To plot scatter plots with error bars, we use geom_errobar().
geom_errorbar(width = 0.1, aes(ymin = mean - sd, ymax = mean + sd))
width argument will make wider error bars.This means that we will have to calculate both the mean and the standard deviaition.
Exercise:
Work with your partner to do the following:
- Calculcate the
mean()of the genome_length for each of the citrate mutants.- Calculate the standard deviation with
sd()of the genome_length for each of the citrate mutants.- Plot cit (x-axis) and the mean (y-axis) with errorbars.

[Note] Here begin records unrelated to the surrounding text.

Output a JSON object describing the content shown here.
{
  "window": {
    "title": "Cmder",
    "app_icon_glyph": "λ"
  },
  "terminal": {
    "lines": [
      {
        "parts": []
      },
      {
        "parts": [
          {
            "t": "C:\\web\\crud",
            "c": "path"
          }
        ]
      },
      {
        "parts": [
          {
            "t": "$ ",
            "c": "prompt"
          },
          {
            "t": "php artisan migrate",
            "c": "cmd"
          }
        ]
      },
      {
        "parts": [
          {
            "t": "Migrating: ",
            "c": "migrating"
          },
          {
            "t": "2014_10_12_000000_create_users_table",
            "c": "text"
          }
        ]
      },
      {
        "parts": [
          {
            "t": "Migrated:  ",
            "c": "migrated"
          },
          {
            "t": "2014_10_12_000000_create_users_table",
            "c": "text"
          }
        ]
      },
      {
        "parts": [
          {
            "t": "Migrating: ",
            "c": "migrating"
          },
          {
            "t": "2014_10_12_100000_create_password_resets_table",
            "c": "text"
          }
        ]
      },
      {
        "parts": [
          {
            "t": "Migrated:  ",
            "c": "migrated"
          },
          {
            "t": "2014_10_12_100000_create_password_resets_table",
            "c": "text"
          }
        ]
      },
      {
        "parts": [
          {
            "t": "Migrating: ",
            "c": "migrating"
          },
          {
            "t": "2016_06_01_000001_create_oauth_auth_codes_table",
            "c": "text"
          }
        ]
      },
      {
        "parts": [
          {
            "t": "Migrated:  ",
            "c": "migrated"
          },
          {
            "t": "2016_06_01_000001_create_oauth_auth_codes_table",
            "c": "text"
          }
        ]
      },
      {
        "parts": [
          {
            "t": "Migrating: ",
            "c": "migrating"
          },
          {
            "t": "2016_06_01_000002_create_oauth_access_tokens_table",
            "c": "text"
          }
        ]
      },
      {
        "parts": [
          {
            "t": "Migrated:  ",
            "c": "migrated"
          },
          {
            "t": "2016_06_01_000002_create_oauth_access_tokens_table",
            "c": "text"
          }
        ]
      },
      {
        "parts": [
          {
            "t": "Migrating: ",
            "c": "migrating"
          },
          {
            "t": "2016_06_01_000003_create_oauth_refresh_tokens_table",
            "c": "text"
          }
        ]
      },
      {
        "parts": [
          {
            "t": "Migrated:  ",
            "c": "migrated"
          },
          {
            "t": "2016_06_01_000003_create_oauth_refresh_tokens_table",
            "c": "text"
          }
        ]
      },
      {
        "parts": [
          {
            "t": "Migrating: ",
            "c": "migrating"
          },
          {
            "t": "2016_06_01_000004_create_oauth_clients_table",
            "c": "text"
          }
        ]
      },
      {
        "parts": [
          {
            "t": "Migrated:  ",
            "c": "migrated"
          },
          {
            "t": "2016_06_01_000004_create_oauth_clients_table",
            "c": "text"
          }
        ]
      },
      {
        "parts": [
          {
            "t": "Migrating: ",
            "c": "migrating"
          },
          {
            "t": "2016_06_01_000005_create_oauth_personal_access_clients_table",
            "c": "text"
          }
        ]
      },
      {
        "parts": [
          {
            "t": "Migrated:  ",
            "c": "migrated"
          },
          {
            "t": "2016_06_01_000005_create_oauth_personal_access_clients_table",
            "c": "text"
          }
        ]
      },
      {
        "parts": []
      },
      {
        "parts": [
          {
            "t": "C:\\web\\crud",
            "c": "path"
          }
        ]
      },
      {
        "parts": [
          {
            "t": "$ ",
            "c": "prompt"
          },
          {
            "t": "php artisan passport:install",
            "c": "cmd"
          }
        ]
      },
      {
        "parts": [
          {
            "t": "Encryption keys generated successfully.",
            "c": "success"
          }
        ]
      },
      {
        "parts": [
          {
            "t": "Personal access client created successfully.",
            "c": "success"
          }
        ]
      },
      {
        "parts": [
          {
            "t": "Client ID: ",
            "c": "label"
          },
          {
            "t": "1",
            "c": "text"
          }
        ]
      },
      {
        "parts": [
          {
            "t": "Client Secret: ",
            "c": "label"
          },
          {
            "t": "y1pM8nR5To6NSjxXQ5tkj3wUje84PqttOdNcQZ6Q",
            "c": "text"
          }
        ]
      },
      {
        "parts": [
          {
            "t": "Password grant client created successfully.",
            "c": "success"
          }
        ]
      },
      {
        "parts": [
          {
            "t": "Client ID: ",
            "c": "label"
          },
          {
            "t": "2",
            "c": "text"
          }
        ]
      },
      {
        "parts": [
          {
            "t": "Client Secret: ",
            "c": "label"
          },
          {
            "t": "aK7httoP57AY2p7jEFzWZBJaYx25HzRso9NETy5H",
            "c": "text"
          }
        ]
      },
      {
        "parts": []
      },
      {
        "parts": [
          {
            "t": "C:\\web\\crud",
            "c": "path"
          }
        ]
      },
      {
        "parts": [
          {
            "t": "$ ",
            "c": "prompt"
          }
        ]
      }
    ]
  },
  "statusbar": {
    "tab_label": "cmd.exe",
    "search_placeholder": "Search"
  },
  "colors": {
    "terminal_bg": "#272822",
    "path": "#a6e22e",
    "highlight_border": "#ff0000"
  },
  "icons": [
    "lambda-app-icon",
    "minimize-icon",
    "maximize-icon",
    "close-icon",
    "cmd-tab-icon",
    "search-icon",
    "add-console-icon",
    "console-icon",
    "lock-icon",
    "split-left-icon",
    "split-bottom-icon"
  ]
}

One of the best features of ggplot is to be able to facet plots. When you facet plots you split up your data by one or more variables and plot the subsets of data together.
Two ways to facet:
facet_grid: Input values for vertical ~ horizontal.facet_wrap: Instead of faceting with a variable in the horizontal or vertical direction, facets can be placed next to each other, wrapping with a certain number of columns or rows. The label for each plot will be at the top of the plot.Tip: Facets are a great way to explore your data!
# Break up 3 groups
ggplot(metadata, aes(x = sample, y= genome_size, color = generation, shape = cit)) +
geom_point(size = rel(3.0)) +
theme(axis.text.x = element_text(angle=45, hjust=1)) +
facet_grid(cit ~ .) # To make 3 plots in one! Remember, vertical ~ horizontal.
# This plot would be more useful.
# Break up 3 groups on the x-axis by citrate mutant status along the x-axis.
ggplot(metadata, aes(x = sample, y= genome_size, color = generation, shape = cit)) +
geom_point(size = rel(3.0)) +
theme(axis.text.x = element_text(angle=45, hjust=1)) +
facet_grid(. ~ cit) # To make 3 plots in one! Remember, vertical ~ horizontal.
# Let's make the plot a little prettier
ggplot(metadata, aes(x = sample, y= genome_size, color = generation, shape = cit)) +
geom_point(size = rel(3.0)) +
theme(axis.text.x = element_text(angle=45, hjust=1)) +
facet_grid(. ~ cit, scales = "free_x") # Delete all the extra samples
Challenge:
- Create a faceted plot of sample (x-axis) and genome size (y-axis) broken up by clade. Make the colors of the plot to represent each clade.
- Create another faceted plot with the clade (x-axis) and mean genome size on the (y- axis).
- Create another facetted plot with sample (x-axis) and genome size (y-axis) broke up by generation. Color the points by the citrate mutant. What does this tell us about what “unknown” means?